Abstract:
The game of rendezvous with adversaries is a game on a graph played by two players: Facilitator
and Divider. Facilitator has two agents and Divider has a team of k ≥ 1 agents. While the initial
positions of Facilitator’s agents are fixed, Divider gets to select the initial positions of his agents.
Then, they take turns to move their agents to adjacent vertices (or stay put) with Facilitator’s goal
to bring both her agents at same vertex and Divider’s goal to prevent it. The computational question
of interest is to determine if Facilitator has a winning strategy against Divider with k agents. Fomin,
Golovach, and Thilikos [WG, 2021] introduced this game and proved that it is PSPACE-hard and
co-W[2]-hard parameterized by the number of agents.
This hardness naturally motivates the structural parameterization of the problem. The authors
proved that it admits an FPT algorithm when parameterized by the modular width and the number
of allowed rounds. However, they left open the complexity of the problem from the perspective of
other structural parameters. In particular, they explicitly asked whether the problem admits an
FPT or XP-algorithm with respect to the treewidth of the input graph. We answer this question
in the negative and show that Rendezvous is co-NP-hard even for graphs of constant treewidth.
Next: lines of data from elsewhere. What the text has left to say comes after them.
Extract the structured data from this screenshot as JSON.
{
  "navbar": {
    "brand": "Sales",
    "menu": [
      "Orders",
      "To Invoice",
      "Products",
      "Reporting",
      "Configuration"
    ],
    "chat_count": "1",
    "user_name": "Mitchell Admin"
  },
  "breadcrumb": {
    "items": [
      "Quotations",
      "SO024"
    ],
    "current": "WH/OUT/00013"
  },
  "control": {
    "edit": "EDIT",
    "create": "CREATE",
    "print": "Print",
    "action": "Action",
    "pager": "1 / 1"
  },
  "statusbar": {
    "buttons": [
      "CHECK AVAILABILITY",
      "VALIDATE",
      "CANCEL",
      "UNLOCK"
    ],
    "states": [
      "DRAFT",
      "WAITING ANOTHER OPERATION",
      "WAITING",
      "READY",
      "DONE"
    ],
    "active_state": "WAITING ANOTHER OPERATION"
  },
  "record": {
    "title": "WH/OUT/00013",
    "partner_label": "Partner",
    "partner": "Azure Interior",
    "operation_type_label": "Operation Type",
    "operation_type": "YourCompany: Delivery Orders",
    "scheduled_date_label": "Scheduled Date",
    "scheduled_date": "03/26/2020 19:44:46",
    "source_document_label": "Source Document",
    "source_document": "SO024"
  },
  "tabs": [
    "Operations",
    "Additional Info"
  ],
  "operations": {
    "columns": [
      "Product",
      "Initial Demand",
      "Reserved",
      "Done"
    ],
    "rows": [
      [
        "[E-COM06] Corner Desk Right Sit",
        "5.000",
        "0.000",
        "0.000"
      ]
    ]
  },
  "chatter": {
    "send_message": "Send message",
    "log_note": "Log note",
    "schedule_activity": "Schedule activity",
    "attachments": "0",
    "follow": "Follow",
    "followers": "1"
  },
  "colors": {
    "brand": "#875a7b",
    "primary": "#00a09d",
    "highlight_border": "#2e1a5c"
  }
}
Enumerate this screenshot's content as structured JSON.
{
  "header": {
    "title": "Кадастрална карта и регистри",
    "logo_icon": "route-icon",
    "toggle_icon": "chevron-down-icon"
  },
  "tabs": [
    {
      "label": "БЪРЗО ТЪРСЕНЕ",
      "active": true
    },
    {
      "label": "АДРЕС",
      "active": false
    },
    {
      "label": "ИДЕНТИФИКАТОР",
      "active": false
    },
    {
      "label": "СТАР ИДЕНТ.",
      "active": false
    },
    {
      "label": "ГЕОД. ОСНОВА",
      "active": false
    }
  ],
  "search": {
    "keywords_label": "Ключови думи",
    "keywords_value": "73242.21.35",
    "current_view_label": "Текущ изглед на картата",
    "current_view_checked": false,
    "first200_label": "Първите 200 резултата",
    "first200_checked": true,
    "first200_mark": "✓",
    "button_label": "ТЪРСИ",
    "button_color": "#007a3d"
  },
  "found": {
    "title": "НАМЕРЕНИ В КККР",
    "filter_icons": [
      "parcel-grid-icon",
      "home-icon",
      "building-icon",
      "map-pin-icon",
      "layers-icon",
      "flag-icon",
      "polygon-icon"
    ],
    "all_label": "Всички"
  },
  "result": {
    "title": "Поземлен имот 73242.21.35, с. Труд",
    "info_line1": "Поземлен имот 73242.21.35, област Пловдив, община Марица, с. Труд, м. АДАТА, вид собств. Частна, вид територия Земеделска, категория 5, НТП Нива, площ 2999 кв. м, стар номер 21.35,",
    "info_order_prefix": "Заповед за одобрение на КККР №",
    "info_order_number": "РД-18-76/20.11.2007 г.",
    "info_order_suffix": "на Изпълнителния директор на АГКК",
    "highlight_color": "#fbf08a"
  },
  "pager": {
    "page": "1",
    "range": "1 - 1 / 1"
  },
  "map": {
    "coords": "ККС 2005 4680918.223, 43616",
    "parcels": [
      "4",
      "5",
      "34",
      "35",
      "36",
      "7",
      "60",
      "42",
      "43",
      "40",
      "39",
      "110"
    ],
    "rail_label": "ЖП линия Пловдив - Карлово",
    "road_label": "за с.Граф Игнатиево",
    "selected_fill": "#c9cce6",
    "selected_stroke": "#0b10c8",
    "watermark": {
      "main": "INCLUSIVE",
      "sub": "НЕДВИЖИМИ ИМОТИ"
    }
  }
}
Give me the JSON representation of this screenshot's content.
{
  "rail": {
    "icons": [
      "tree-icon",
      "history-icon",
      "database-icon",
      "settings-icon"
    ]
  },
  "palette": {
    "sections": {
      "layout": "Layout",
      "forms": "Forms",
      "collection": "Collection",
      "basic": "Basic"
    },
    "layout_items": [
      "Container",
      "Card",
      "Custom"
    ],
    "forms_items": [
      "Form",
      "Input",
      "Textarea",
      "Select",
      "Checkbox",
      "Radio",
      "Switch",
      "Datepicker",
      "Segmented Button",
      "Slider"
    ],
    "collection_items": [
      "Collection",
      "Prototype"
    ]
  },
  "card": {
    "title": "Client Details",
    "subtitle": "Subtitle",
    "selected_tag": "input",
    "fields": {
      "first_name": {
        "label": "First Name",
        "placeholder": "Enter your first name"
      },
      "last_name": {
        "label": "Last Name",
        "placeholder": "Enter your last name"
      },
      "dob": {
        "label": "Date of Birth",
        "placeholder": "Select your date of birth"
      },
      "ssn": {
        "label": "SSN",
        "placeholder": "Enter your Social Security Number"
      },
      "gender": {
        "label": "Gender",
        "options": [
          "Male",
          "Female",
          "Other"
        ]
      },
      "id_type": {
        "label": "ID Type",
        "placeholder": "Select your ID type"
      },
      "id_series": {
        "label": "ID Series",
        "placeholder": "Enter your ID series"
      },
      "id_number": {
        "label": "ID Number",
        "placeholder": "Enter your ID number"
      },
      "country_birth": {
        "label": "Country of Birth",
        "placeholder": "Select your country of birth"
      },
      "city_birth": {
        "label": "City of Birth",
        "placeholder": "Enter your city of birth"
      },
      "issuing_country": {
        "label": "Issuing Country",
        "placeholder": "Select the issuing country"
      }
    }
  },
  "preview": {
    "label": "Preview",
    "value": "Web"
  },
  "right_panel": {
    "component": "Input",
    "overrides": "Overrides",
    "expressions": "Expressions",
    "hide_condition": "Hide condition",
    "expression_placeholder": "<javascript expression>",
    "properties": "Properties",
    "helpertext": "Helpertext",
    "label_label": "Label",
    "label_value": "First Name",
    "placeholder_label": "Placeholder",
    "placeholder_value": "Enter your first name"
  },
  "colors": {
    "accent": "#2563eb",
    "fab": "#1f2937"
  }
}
Further, we show that the problem is co-W[1]-hard when parameterized by the feedback vertex set
number and the number of agents, and is unlikely to admit a polynomial kernel when parameterized
by the vertex cover number and the number of agents. Complementing these hardness results, we
show that the Rendezvous is FPT when parameterized by both the vertex cover number and the
solution size. Finally, for graphs of treewidth at most two and girds, we show that the problem can
be solved in polynomial time.